The ventricles have to do the work of pumping the blood through the blood-vessels. Accordingly their walls are far thicker and more muscular than those of the auricles; and the left ventricle, which has to force the blood over most of the body, is stouter than the right, which has only to send blood around the comparatively short pulmonary circuit. The circulation of the blood is, in fact, maintained by the ventricles, and we have to inquire what is the use of the auricles. Not unfrequently the heart's action is described as if the auricles first filled with blood, and then contracted and filled the ventricles; and then the ventricles contracted and drove the blood into the arteries. From the account given above, however, it will be seen that the events are not accurately so represented, but that during all the pause the blood flows on through the auricles into the ventricles, which latter are already nearly full when the auricles contract; this contraction merely completes the filling of the ventricles, and finishes the closure of the auriculo-ventricular valves.

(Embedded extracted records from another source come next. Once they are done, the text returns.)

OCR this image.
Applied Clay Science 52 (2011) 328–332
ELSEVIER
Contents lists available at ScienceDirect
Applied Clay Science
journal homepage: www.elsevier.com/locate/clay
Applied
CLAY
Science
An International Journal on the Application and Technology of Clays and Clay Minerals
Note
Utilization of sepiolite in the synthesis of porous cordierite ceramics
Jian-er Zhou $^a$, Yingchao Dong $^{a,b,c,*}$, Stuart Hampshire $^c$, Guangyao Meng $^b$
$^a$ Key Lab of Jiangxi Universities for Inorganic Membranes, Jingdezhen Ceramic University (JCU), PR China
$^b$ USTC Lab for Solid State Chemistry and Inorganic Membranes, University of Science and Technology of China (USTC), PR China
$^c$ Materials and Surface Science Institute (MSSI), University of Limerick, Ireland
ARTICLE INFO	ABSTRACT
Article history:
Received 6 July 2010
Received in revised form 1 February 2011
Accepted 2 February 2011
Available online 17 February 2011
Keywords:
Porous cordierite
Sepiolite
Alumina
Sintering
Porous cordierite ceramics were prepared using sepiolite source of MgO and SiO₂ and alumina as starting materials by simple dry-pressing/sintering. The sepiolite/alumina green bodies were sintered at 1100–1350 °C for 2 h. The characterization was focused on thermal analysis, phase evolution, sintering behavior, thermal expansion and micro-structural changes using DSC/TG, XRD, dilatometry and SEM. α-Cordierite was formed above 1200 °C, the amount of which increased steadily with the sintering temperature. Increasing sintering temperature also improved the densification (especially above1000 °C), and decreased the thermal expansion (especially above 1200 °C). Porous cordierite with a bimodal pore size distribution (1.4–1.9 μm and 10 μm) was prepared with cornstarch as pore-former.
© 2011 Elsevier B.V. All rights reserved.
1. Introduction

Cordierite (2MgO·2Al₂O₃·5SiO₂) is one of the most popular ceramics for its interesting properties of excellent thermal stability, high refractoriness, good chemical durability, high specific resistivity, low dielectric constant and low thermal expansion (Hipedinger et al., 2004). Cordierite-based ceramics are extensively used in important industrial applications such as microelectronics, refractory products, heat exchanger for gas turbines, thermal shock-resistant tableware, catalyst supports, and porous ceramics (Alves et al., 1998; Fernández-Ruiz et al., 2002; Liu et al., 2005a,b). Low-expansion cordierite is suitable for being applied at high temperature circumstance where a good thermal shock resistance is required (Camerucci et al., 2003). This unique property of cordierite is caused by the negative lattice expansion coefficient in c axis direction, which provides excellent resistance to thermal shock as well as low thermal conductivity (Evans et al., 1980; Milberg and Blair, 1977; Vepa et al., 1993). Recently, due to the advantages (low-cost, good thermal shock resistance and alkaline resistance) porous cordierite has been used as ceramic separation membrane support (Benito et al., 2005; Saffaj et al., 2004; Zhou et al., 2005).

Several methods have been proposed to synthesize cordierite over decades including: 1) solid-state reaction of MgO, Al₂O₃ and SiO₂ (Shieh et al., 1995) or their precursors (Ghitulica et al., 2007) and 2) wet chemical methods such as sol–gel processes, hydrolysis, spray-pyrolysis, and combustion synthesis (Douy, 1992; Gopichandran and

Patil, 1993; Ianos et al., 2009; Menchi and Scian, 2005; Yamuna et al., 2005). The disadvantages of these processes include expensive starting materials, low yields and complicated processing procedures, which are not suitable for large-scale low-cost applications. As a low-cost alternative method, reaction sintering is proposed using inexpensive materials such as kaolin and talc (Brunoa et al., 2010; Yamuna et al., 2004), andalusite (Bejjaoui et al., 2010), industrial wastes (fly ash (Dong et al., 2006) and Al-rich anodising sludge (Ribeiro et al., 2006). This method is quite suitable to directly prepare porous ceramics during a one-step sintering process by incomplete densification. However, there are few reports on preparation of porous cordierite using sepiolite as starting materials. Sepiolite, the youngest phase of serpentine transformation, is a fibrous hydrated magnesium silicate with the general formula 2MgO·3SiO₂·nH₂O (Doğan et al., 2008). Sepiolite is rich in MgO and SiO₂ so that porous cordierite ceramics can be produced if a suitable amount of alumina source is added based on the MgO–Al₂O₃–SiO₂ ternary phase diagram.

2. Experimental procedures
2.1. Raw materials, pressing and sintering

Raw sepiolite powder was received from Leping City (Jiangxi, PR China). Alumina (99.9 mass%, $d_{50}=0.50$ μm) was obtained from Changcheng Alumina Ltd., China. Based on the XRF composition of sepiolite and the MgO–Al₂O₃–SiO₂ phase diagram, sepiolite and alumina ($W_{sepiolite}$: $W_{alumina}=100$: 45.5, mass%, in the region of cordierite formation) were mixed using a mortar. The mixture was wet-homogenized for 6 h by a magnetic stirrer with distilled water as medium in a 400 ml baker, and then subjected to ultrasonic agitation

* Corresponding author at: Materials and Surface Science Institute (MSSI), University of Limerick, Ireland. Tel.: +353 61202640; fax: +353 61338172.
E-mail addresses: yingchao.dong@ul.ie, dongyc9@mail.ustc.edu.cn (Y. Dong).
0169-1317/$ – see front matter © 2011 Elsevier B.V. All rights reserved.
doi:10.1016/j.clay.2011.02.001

The main use of the auricles is to afford a reservoir into which the veins may empty while the comparatively long-lasting ventricular contraction is taking place.

What do we hear on listening over the heart region of a living person's chest? What are the sounds called? How does the first differ from the second? What words give some idea of their character? What is the origin of the second sound? Of the first? What occurs as regards the heart sounds in many forms of heart disease?

What work have the ventricles to do? How do their walls differ from those of the auricles? Which ventricle has the thicker wall? Why? What part of the heart maintains the blood flow?